HCC3 is the leading cause of malignant cancer death in the world (1). However, the exact molecular mechanism of hepatocarcinogenesis is still unclear. COX-2, a rate-limiting enzyme in the pathway of PG synthesis, is one of the interesting cellular factors and has been suggested to be associated with carcinogenesis in colorectal cancer (2, 3, 4, 5). In addition, expression of COX-2 has also been found to be high in other types of cancers including prostate (6), breast, gastric (7, 8), pancreatic (9), lung (10), and head and neck cancers (11). Empirically, inhibition of COX-2 with NSAIDs such as aspirin could induce the regression of colon polyps in patients with familial adenomatous polyposis (12). Experimentally, the size and frequency of intestinal polyps were markedly reduced in mice with a double knockout of adenomatous polyposis coli and COX-2 genes (13). Furthermore, a selective inhibition of COX-2 brought the nearly complete suppression of azoxymethane-induced colon cancer (14).

COX, known as PG synthase, catalyzes the metabolism of arachidonic acid to PGs and thromboxanes (15), and two isoforms, COX-1 and COX-2, have been identified. COX-1 is constitutively present in many cell types and is responsible for various cytoprotective prostanoids in a number of organs, such as the gastric mucosa and the kidneys, whereas COX-2 is usually absent under basal conditions but inducible in certain cells by mitogens, cytokines, and other factors (16, 17). Aspirin, which acetylates a serine on the substrate binding site of COX-1 and COX-2, completely blocks the substrate use of COX-1 and PGH2 formation by COX-2 (18, 19). Thus, the ability of NSAIDs like aspirin to inhibit COX-2 may well explain the therapeutic utility.
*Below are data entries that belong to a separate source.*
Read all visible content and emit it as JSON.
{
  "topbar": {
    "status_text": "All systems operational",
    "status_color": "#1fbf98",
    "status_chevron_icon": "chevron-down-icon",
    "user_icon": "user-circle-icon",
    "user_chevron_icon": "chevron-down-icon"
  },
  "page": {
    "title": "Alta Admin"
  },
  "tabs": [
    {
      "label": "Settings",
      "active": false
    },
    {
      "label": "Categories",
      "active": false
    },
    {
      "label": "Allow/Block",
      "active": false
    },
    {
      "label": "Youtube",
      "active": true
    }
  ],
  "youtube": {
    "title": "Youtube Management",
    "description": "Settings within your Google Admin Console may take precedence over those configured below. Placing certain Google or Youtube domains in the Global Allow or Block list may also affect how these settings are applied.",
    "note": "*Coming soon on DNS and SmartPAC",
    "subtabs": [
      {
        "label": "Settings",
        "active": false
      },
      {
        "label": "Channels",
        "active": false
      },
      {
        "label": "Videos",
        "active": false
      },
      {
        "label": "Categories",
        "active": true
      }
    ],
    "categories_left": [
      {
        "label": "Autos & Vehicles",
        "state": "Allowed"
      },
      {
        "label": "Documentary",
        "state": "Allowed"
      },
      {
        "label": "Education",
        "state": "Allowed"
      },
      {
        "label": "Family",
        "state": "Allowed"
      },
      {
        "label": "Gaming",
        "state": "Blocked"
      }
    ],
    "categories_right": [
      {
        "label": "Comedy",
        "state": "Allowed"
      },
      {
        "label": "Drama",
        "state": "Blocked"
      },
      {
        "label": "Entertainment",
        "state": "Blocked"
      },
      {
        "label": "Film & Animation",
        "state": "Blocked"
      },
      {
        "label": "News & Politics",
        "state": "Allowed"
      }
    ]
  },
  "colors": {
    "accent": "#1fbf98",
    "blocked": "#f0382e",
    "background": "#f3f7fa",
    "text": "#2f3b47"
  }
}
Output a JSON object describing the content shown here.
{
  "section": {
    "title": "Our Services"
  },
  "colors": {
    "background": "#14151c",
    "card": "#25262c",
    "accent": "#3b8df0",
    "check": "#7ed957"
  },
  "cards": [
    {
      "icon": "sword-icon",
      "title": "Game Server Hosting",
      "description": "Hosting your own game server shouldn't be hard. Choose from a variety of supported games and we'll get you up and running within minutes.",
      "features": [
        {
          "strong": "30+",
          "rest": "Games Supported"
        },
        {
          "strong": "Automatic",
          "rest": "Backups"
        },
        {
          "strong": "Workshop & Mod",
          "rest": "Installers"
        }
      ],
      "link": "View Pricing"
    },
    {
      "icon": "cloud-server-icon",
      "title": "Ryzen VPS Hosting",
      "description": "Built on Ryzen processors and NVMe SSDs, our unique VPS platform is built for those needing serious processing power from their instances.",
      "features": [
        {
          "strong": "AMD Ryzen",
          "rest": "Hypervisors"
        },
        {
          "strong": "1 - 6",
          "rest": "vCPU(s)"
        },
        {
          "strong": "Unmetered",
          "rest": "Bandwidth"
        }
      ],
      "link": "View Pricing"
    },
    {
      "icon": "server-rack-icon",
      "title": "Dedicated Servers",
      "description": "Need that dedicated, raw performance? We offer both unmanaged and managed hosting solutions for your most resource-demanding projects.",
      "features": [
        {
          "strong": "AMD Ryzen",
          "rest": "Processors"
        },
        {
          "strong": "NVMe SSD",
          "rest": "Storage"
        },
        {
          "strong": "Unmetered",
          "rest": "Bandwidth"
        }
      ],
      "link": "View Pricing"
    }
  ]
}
In contrast, inhibition of COX-1 may explain the unwanted side effects of nonspecific NSAIDs, such as gastric toxicity and renal dysfunction (20). Recently, new NSAIDs, which are selective inhibitors of COX-2, were discovered, and these exert therapeutic efficacy without the toxic effects from the inhibition of COX-1. A recent study has demonstrated that a selective COX-2 inhibitor reduced the growth of colon cancer in carcinogen-treated rats and also inhibited the various cancer cell lines (21, 22, 23).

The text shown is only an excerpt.